The music video starts off with thunderstorms and Kaulitz applying his makeup in his dressing room. The video features various clips of Kaulitz singing in the rain, old clips of Tokio Hotel TV 2007–2008, snippets from older music videos including "Durch den Monsun"; "Monsoon"; "Automatisch"; "Something New", and snippets from older concerts and award shows. The music video ends with Kaulitz standing at the edge of a large swimming pool.

===Live performances===
The band performed "Durch den Monsun 2020" for the first time on the German late-night talk show Late Night Berlin, on 26 October 2020 on ProSieben. This was uploaded to Tokio Hotel's official YouTube account on the next day. The band recorded a live video performing "Monsoon 2020" live inside a wind tunnel on 27 November 2020, which was directed by Dennis Dirksen.

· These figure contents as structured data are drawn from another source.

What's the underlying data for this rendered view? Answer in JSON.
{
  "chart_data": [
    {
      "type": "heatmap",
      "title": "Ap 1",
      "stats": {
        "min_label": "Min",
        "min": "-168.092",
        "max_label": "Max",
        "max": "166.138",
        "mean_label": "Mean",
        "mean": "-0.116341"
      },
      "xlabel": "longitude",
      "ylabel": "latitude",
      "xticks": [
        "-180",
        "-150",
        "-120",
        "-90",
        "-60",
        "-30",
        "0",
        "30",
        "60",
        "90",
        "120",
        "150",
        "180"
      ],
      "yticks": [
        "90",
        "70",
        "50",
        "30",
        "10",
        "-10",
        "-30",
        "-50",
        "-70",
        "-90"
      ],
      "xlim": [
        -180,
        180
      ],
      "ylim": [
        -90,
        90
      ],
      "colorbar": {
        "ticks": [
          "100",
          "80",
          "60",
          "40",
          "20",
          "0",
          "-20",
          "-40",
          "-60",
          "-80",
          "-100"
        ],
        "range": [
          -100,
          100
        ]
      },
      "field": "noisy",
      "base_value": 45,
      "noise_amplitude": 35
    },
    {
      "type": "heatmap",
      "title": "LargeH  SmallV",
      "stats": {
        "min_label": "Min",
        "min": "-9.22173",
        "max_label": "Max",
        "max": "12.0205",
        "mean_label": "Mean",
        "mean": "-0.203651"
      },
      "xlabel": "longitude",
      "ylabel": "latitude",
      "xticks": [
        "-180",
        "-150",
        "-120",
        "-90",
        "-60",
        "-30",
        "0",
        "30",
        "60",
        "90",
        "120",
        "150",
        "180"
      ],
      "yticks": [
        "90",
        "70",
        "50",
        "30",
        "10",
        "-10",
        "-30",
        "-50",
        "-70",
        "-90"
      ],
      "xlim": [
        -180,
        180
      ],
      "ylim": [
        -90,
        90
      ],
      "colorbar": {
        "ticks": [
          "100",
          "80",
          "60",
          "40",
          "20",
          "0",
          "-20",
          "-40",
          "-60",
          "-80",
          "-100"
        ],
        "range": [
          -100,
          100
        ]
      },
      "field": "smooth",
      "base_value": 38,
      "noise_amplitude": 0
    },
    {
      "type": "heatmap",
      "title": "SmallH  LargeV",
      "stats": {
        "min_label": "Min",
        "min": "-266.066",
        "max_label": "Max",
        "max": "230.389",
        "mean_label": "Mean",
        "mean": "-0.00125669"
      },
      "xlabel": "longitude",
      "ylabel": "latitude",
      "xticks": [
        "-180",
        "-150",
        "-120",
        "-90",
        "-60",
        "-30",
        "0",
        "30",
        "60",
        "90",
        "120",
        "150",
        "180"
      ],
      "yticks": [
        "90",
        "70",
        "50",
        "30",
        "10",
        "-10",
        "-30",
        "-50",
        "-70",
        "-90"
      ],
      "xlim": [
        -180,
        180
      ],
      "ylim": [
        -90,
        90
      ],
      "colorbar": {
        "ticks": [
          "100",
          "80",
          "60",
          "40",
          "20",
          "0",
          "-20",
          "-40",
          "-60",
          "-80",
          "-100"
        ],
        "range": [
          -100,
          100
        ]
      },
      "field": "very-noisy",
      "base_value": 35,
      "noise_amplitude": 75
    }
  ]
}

The live video was subsequently uploaded to their official YouTube account as "Tokio Hotel - Monsoon 2020 Live @ Windkanal". A live video of "Durch den Monsun 2020" was also recorded inside the wind tunnel on the same day, which was subsequently uploaded to Filtr Germany's official YouTube account.

==Other versions==
- In 2023, American singer Anastacia recorded an English-translated version, titled "Monsoon", for her album Our Songs.